Advice for those whose dreams are slightly smaller…
Now, while I believe that the first paragraph above should be relevant for all human beings, we do not all dream of being world-class, world-famous or world-leading.
Some of us may have dreams that are no more high-reaching than the desire to actually live more of our lives fully, peacefully and richly than spending too much of our time working or chasing our tails.
Or perhaps you would like to do some kind of crafts, some kind of sport or join an activity group such as amateur dramatics? Or maybe your hankering is for a change of career? Or for that lifetime holiday, safari or cruise?
Then go ahead and do it! Because life is too short not to. And the biggest risk of all is not taking any risks!
(See a few paragraphs below for some practical steps to get you started on the track.)
What if you’re not sure what your dream is right now?
Not all of us, of course, are in touch with what our inner dreams might be. Perhaps they have changed since we were young?
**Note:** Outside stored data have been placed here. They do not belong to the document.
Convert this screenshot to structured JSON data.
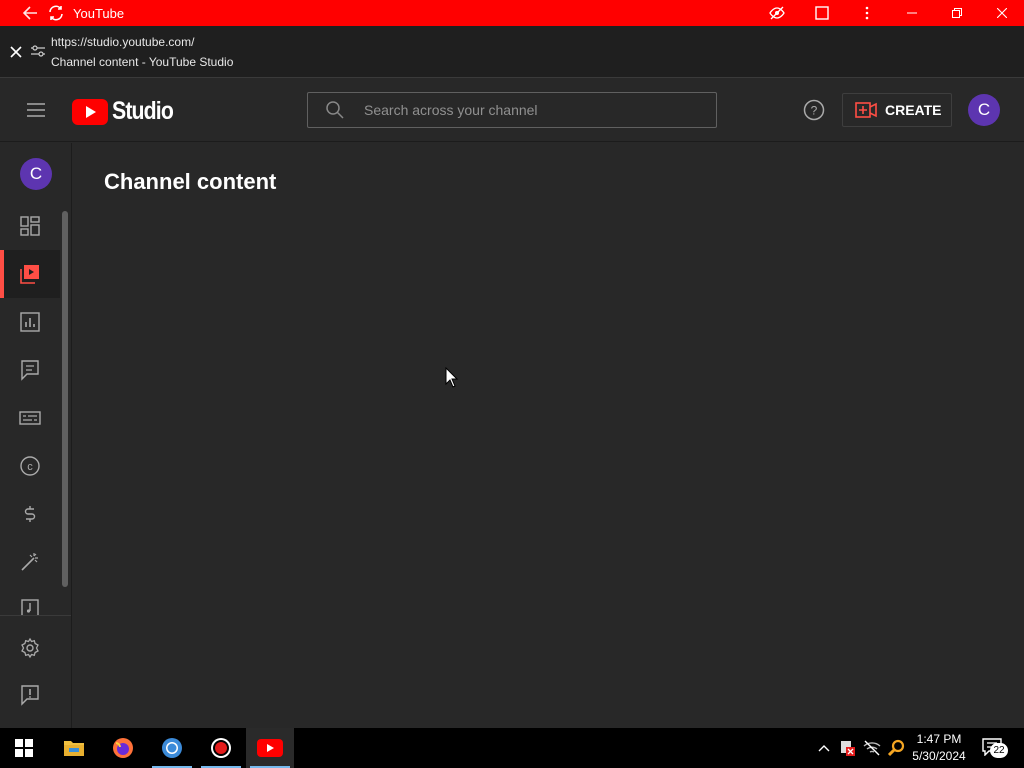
{
  "titlebar": {
    "app_title": "YouTube"
  },
  "urlbar": {
    "url": "https://studio.youtube.com/",
    "page_title": "Channel content - YouTube Studio"
  },
  "header": {
    "logo_text": "Studio",
    "search_placeholder": "Search across your channel",
    "create_label": "CREATE",
    "avatar_letter": "C"
  },
  "sidebar": {
    "avatar_letter": "C",
    "items": [
      {
        "name": "dashboard",
        "icon": "dashboard-icon"
      },
      {
        "name": "content",
        "icon": "content-icon",
        "active": true
      },
      {
        "name": "analytics",
        "icon": "analytics-icon"
      },
      {
        "name": "comments",
        "icon": "comments-icon"
      },
      {
        "name": "subtitles",
        "icon": "subtitles-icon"
      },
      {
        "name": "copyright",
        "icon": "copyright-icon"
      },
      {
        "name": "earn",
        "icon": "dollar-icon"
      },
      {
        "name": "customization",
        "icon": "magic-wand-icon"
      },
      {
        "name": "audio-library",
        "icon": "music-icon"
      }
    ],
    "bottom_items": [
      {
        "name": "settings",
        "icon": "gear-icon"
      },
      {
        "name": "send-feedback",
        "icon": "feedback-icon"
      }
    ]
  },
  "main": {
    "heading": "Channel content"
  },
  "taskbar": {
    "apps": [
      "file-explorer-icon",
      "firefox-icon",
      "chrome-icon",
      "recorder-icon",
      "youtube-icon"
    ],
    "time": "1:47 PM",
    "date": "5/30/2024",
    "notification_count": "22"
  },
  "colors": {
    "brand_red": "#ff0000",
    "active_accent": "#ff4e45",
    "avatar_purple": "#5d35b0",
    "background": "#282828"
  }
}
Or we have got so used to just doing what we have to do for our families and survival that we have stopped believing that we can even have them?
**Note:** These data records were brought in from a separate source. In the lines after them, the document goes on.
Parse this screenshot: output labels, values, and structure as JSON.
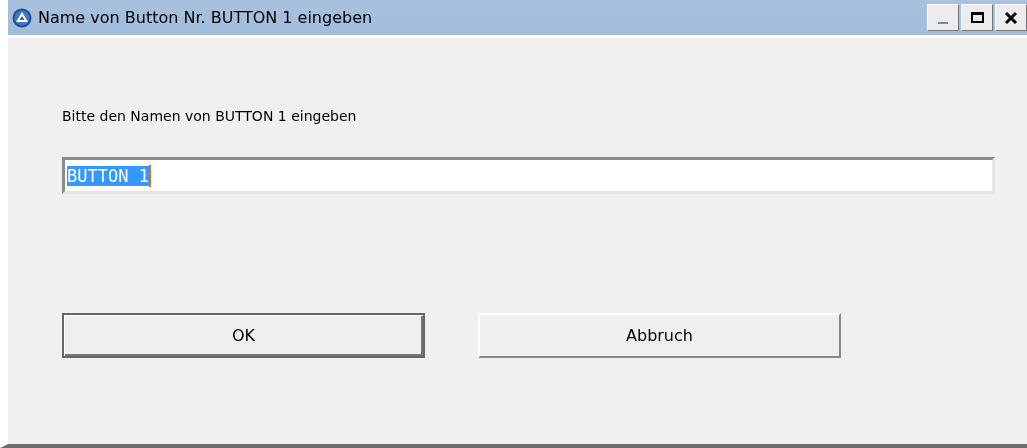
{
  "window": {
    "title": "Name von Button Nr. BUTTON 1 eingeben"
  },
  "prompt": "Bitte den Namen von BUTTON 1 eingeben",
  "field": {
    "value": "BUTTON 1",
    "selected": true
  },
  "buttons": [
    {
      "label": "OK",
      "default": true
    },
    {
      "label": "Abbruch",
      "default": false
    }
  ]
}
If you’re not sure what your dreams are then have a go at answering the following questions:
What would you do if you won £1 million?
What would you do if somebody said they would pay for you to restudy for a new career for the next four years including living costs?
What would you do if you lost your current job?
What would you do if you had six months to live?
Get ready for action. Steps towards your dream
Once you have clarified to yourself what your dream is, it can be all too easy to just let it drop or allow it to continue to skulk around always in the background in your life.
If you can, do what you can to bring it into the foreground.
Create a clear vision of what it is you want to do. You should get to a stage when you can visualise scenes of yourself living your dream in your head.
Why it may pay to put the cart before the horse! I particularly like the advice given by Feng Shui expert Jonathan Mead about changing the environment around you in order to create a new direction in your life or trait of behaviour.
If you want to write a novel, for example he says, arrange your room and computer so that it becomes that of a novelist. If you want to bring more music into your life, rearrange your house so that musical instruments or CDs are more prominent or have a composer of the week spot. If you want to live your life in a different style then change your home to reflect that style. If you would love to set up your own online business then set up a room that is ready for that business.
Create a roadmap into the future towards that dream. One method of doing this might be to work backwards instead of forwards. So for example you ask yourself what the last step would be before attaining your goal. And then what would the step before that have been and so on and so on until you know right now what your first step needs to be.
Do research. Do searches on Google. Go to the library reference department and look at books about careers. Look for adverts in the local newspapers. Ask around your friends.
“But I, being poor, have only my dreams;
I have spread my dreams under your feet;
Tread softly because you tread on my dreams”
William B Yeats
“If you have built castles in the air, your work need not be lost; that is where they should be. Now put the foundations under them.”
Henry David Thoreau
“Dreams come true; without that possibility, nature would not incite us to have them.”